Pound Sterling trades back below 1.17 against the Euro at the time of writing as the 2017 recovery continues to fade. The GBP/EUR exchange rate went as high as 1.18 in the previous week but has since withdrawn.
Despite the declines we hear the outlook remains broadly Sterling-positive, from both a technical and fundamental perspective.
The GBP/EUR last week broke above its six-month downtrend and therefore - from a technical perspective at least - retains an offensive stance.
According to one well-noted City analyst, the focus has turned to 1.1829 which is currently resisting further advances.
Technical analyst Karen Jones at Commerzbank believes that a move above here will trigger gains initially towards the 1.1880 200 day moving average - a point in the market where selling pressures are forecast to build.
The selling pressure could halt advances towards the 1.2042 December high.
Intraday weakness is likely to fade circa 1.1662/1.1628, “although the intraday Elliott counts are conflicting,” cautions Jones who does nevertheless add that in her opinion the upside risk has increased.
Jones assumes that 1.1298/1.1296 is a short term bottom for the market.
Meanwhile, BNP Paribas strategist Clara Leonard says her bias to bet on further gains in GBP.
Sterling has rallied sharply over the past two weeks, consistent with Leonard's view that:
(1) the market has already priced in very negative expectations for the Brexit impact on GBP and
(2) the market is positioned very short GBP as signalled by BNP Paribas FX Positioning Analysis.

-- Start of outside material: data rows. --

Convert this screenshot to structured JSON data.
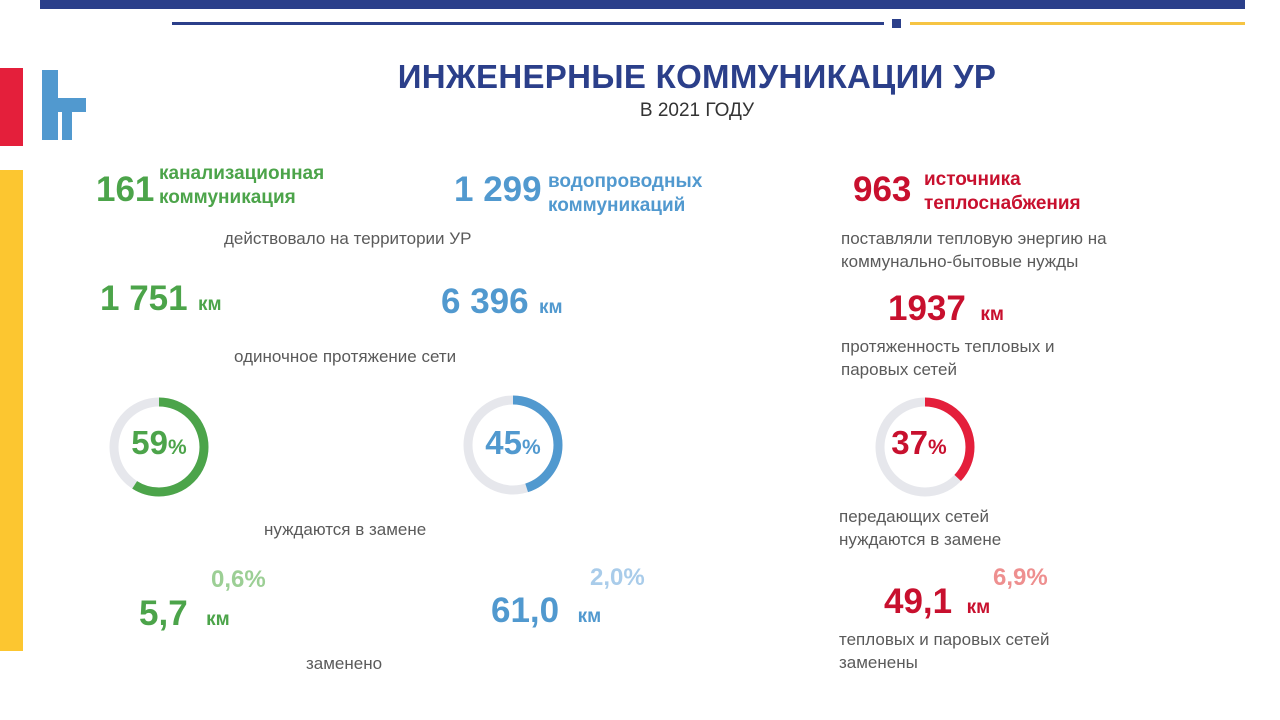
{
  "header": {
    "title": "ИНЖЕНЕРНЫЕ КОММУНИКАЦИИ УР",
    "subtitle": "В 2021 ГОДУ"
  },
  "sewer": {
    "count": "161",
    "label_line1": "канализационная",
    "label_line2": "коммуникация",
    "length": "1 751",
    "length_unit": "км",
    "need_replace_pct": 59,
    "need_replace_value": "59",
    "pct_sign": "%",
    "replaced_km": "5,7",
    "replaced_unit": "км",
    "replaced_pct": "0,6%"
  },
  "water": {
    "count": "1 299",
    "label_line1": "водопроводных",
    "label_line2": "коммуникаций",
    "length": "6 396",
    "length_unit": "км",
    "need_replace_pct": 45,
    "need_replace_value": "45",
    "pct_sign": "%",
    "replaced_km": "61,0",
    "replaced_unit": "км",
    "replaced_pct": "2,0%"
  },
  "heat": {
    "count": "963",
    "label_line1": "источника",
    "label_line2": "теплоснабжения",
    "desc_line1": "поставляли тепловую энергию на",
    "desc_line2": "коммунально-бытовые нужды",
    "length": "1937",
    "length_unit": "км",
    "length_desc_line1": "протяженность тепловых и",
    "length_desc_line2": "паровых сетей",
    "need_replace_pct": 37,
    "need_replace_value": "37",
    "pct_sign": "%",
    "need_desc_line1": "передающих сетей",
    "need_desc_line2": "нуждаются в замене",
    "replaced_km": "49,1",
    "replaced_unit": "км",
    "replaced_pct": "6,9%",
    "replaced_desc_line1": "тепловых и паровых сетей",
    "replaced_desc_line2": "заменены"
  },
  "shared": {
    "operated": "действовало на территории УР",
    "network_length": "одиночное протяжение сети",
    "need_replacement": "нуждаются в замене",
    "replaced": "заменено"
  },
  "colors": {
    "navy": "#2b3f8a",
    "green": "#4ca44a",
    "blue": "#5199cf",
    "red": "#c8102e",
    "ring_track": "#e6e7ec"
  }
}
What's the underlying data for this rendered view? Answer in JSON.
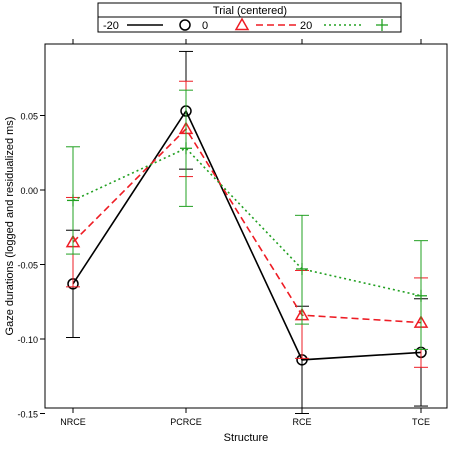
{
  "chart_data": {
    "type": "line",
    "title": "",
    "xlabel": "Structure",
    "ylabel": "Gaze durations (logged and residualized ms)",
    "categories": [
      "NRCE",
      "PCRCE",
      "RCE",
      "TCE"
    ],
    "ylim": [
      -0.155,
      0.095
    ],
    "yticks": [
      0.05,
      0.0,
      -0.05,
      -0.1,
      -0.15
    ],
    "ytick_labels": [
      "0.05",
      "0.00",
      "-0.05",
      "-0.10",
      "-0.15"
    ],
    "grid": false,
    "legend": {
      "title": "Trial (centered)",
      "placement": "top",
      "entries": [
        "-20",
        "0",
        "20"
      ]
    },
    "series": [
      {
        "name": "-20",
        "color": "#000000",
        "line_style": "solid",
        "marker": "circle",
        "values": [
          -0.063,
          0.053,
          -0.114,
          -0.109
        ],
        "lower": [
          -0.099,
          0.014,
          -0.15,
          -0.145
        ],
        "upper": [
          -0.027,
          0.093,
          -0.078,
          -0.073
        ]
      },
      {
        "name": "0",
        "color": "#ee1c24",
        "line_style": "dashed",
        "marker": "triangle",
        "values": [
          -0.035,
          0.041,
          -0.084,
          -0.089
        ],
        "lower": [
          -0.065,
          0.009,
          -0.113,
          -0.119
        ],
        "upper": [
          -0.005,
          0.073,
          -0.054,
          -0.059
        ]
      },
      {
        "name": "20",
        "color": "#22a022",
        "line_style": "dotted",
        "marker": "plus",
        "values": [
          -0.007,
          0.028,
          -0.053,
          -0.071
        ],
        "lower": [
          -0.043,
          -0.011,
          -0.09,
          -0.107
        ],
        "upper": [
          0.029,
          0.067,
          -0.017,
          -0.034
        ]
      }
    ]
  }
}
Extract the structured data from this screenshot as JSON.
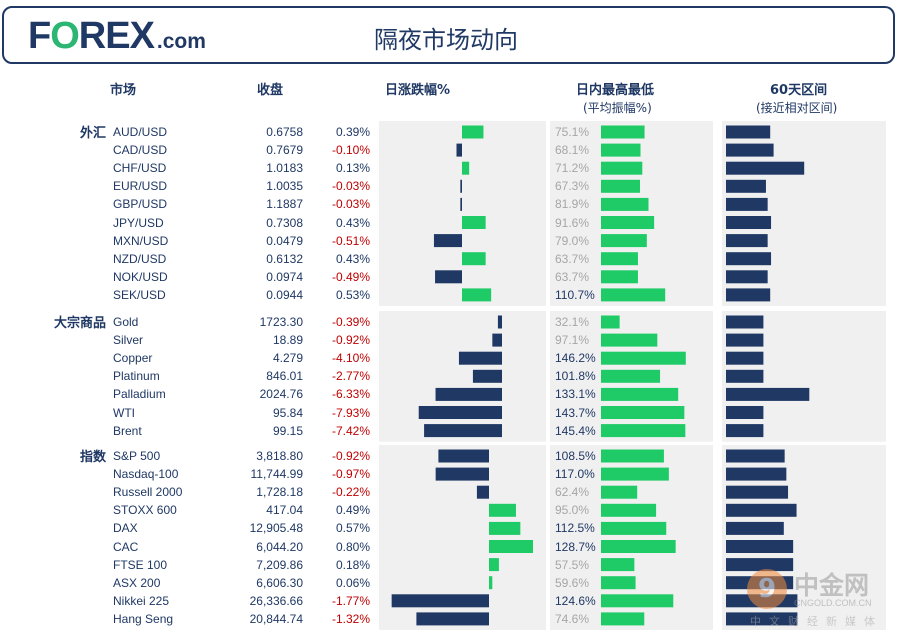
{
  "header": {
    "logo_main": "F",
    "logo_o": "O",
    "logo_rest": "REX",
    "logo_domain": ".com",
    "title": "隔夜市场动向"
  },
  "columns": {
    "market": "市场",
    "close": "收盘",
    "daily_change": "日涨跌幅%",
    "intraday": "日内最高最低",
    "intraday_sub": "(平均振幅%)",
    "range60": "60天区间",
    "range60_sub": "(接近相对区间)"
  },
  "colors": {
    "navy": "#1f3864",
    "green": "#1ecb66",
    "red": "#c00000",
    "panel": "#f0f0f0",
    "grey_text": "#a6a6a6"
  },
  "chart_data": {
    "type": "table",
    "groups": [
      {
        "name": "外汇",
        "rows": [
          {
            "name": "AUD/USD",
            "close": "0.6758",
            "change": "0.39%",
            "change_value": 0.39,
            "intraday": "75.1%",
            "intraday_value": 75.1,
            "range60": 0.48
          },
          {
            "name": "CAD/USD",
            "close": "0.7679",
            "change": "-0.10%",
            "change_value": -0.1,
            "intraday": "68.1%",
            "intraday_value": 68.1,
            "range60": 0.44
          },
          {
            "name": "CHF/USD",
            "close": "1.0183",
            "change": "0.13%",
            "change_value": 0.13,
            "intraday": "71.2%",
            "intraday_value": 71.2,
            "range60": 0.08
          },
          {
            "name": "EUR/USD",
            "close": "1.0035",
            "change": "-0.03%",
            "change_value": -0.03,
            "intraday": "67.3%",
            "intraday_value": 67.3,
            "range60": 0.53
          },
          {
            "name": "GBP/USD",
            "close": "1.1887",
            "change": "-0.03%",
            "change_value": -0.03,
            "intraday": "81.9%",
            "intraday_value": 81.9,
            "range60": 0.51
          },
          {
            "name": "JPY/USD",
            "close": "0.7308",
            "change": "0.43%",
            "change_value": 0.43,
            "intraday": "91.6%",
            "intraday_value": 91.6,
            "range60": 0.47
          },
          {
            "name": "MXN/USD",
            "close": "0.0479",
            "change": "-0.51%",
            "change_value": -0.51,
            "intraday": "79.0%",
            "intraday_value": 79.0,
            "range60": 0.51
          },
          {
            "name": "NZD/USD",
            "close": "0.6132",
            "change": "0.43%",
            "change_value": 0.43,
            "intraday": "63.7%",
            "intraday_value": 63.7,
            "range60": 0.47
          },
          {
            "name": "NOK/USD",
            "close": "0.0974",
            "change": "-0.49%",
            "change_value": -0.49,
            "intraday": "63.7%",
            "intraday_value": 63.7,
            "range60": 0.51
          },
          {
            "name": "SEK/USD",
            "close": "0.0944",
            "change": "0.53%",
            "change_value": 0.53,
            "intraday": "110.7%",
            "intraday_value": 110.7,
            "range60": 0.48
          }
        ]
      },
      {
        "name": "大宗商品",
        "rows": [
          {
            "name": "Gold",
            "close": "1723.30",
            "change": "-0.39%",
            "change_value": -0.39,
            "intraday": "32.1%",
            "intraday_value": 32.1,
            "range60": 0.56
          },
          {
            "name": "Silver",
            "close": "18.89",
            "change": "-0.92%",
            "change_value": -0.92,
            "intraday": "97.1%",
            "intraday_value": 97.1,
            "range60": 0.56
          },
          {
            "name": "Copper",
            "close": "4.279",
            "change": "-4.10%",
            "change_value": -4.1,
            "intraday": "146.2%",
            "intraday_value": 146.2,
            "range60": 0.56
          },
          {
            "name": "Platinum",
            "close": "846.01",
            "change": "-2.77%",
            "change_value": -2.77,
            "intraday": "101.8%",
            "intraday_value": 101.8,
            "range60": 0.56
          },
          {
            "name": "Palladium",
            "close": "2024.76",
            "change": "-6.33%",
            "change_value": -6.33,
            "intraday": "133.1%",
            "intraday_value": 133.1,
            "range60": 0.02
          },
          {
            "name": "WTI",
            "close": "95.84",
            "change": "-7.93%",
            "change_value": -7.93,
            "intraday": "143.7%",
            "intraday_value": 143.7,
            "range60": 0.56
          },
          {
            "name": "Brent",
            "close": "99.15",
            "change": "-7.42%",
            "change_value": -7.42,
            "intraday": "145.4%",
            "intraday_value": 145.4,
            "range60": 0.56
          }
        ]
      },
      {
        "name": "指数",
        "rows": [
          {
            "name": "S&P 500",
            "close": "3,818.80",
            "change": "-0.92%",
            "change_value": -0.92,
            "intraday": "108.5%",
            "intraday_value": 108.5,
            "range60": 0.31
          },
          {
            "name": "Nasdaq-100",
            "close": "11,744.99",
            "change": "-0.97%",
            "change_value": -0.97,
            "intraday": "117.0%",
            "intraday_value": 117.0,
            "range60": 0.29
          },
          {
            "name": "Russell 2000",
            "close": "1,728.18",
            "change": "-0.22%",
            "change_value": -0.22,
            "intraday": "62.4%",
            "intraday_value": 62.4,
            "range60": 0.27
          },
          {
            "name": "STOXX 600",
            "close": "417.04",
            "change": "0.49%",
            "change_value": 0.49,
            "intraday": "95.0%",
            "intraday_value": 95.0,
            "range60": 0.17
          },
          {
            "name": "DAX",
            "close": "12,905.48",
            "change": "0.57%",
            "change_value": 0.57,
            "intraday": "112.5%",
            "intraday_value": 112.5,
            "range60": 0.32
          },
          {
            "name": "CAC",
            "close": "6,044.20",
            "change": "0.80%",
            "change_value": 0.8,
            "intraday": "128.7%",
            "intraday_value": 128.7,
            "range60": 0.21
          },
          {
            "name": "FTSE 100",
            "close": "7,209.86",
            "change": "0.18%",
            "change_value": 0.18,
            "intraday": "57.5%",
            "intraday_value": 57.5,
            "range60": 0.21
          },
          {
            "name": "ASX 200",
            "close": "6,606.30",
            "change": "0.06%",
            "change_value": 0.06,
            "intraday": "59.6%",
            "intraday_value": 59.6,
            "range60": 0.21
          },
          {
            "name": "Nikkei 225",
            "close": "26,336.66",
            "change": "-1.77%",
            "change_value": -1.77,
            "intraday": "124.6%",
            "intraday_value": 124.6,
            "range60": 0.16
          },
          {
            "name": "Hang Seng",
            "close": "20,844.74",
            "change": "-1.32%",
            "change_value": -1.32,
            "intraday": "74.6%",
            "intraday_value": 74.6,
            "range60": 0.16
          }
        ]
      }
    ]
  },
  "watermark": {
    "badge": "9",
    "name": "中金网",
    "url": "CNGOLD.COM.CN",
    "subtitle": "中文财经新媒体"
  }
}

“This past week we took profit on our GBPUSD upside recommendation and initiated a new EURGBP downside recommendation," says Leonard.
Note that the decision to target the Euro also reflects the bank's broader bearish view on EURUSD.
BNP Paribas target EURGBP at 0.80 year-end and have recommended to buy a ratio put spread 0.8480/0.8000 in 1x1.5 (expiry 26-Jul-17).
From a GBP into EUR perspective this equates to a target of 1.25 year-end.
Recall that BNP Paribas have told clients previously that the Pound is likely to undergo a period of strength as downside pressures fade in line with the Brexit story losing relevance.
Pound Sterling Undervalued
According to BNP Paribas’ in-house fair value estimation models, Sterling is notably undervalued.
The bank’s CLEER™ model - which stands for Cyclical Equilibrium Exchange Rate - provides a fair value for exchange rates based on macroeconomic variables.
“The model adds value by providing a quantitative framework around which we can analyse the impact of different Brexit scenarios on Sterling by simulating what happens to the model’s input factors, one of which is the UK’s broad basic balance of payments (BBBoP),” says Lynton-Brown.
In recent years there have been substantial inflows into the UK – over the past 12 months (through Q3 2016) foreign direct investment and portfolio investment inflows have totalled 19% of GDP.
This easily outweighing the 5-6% of GDP current account deficit.
The result is that the UK is currently running a very positive broad basic balance of payments position.
The argument made by many forecasters is that the UK will be unable to sustain foreign direct investments owing to uncertainty concerning the country's future relationship with Europe.
This would necessarily mean the Pound shifts lower as per the above graphic.
However, the Pound is already pricing what looks like a substantial loss of incoming investment suggesting these low levels might be unwarranted.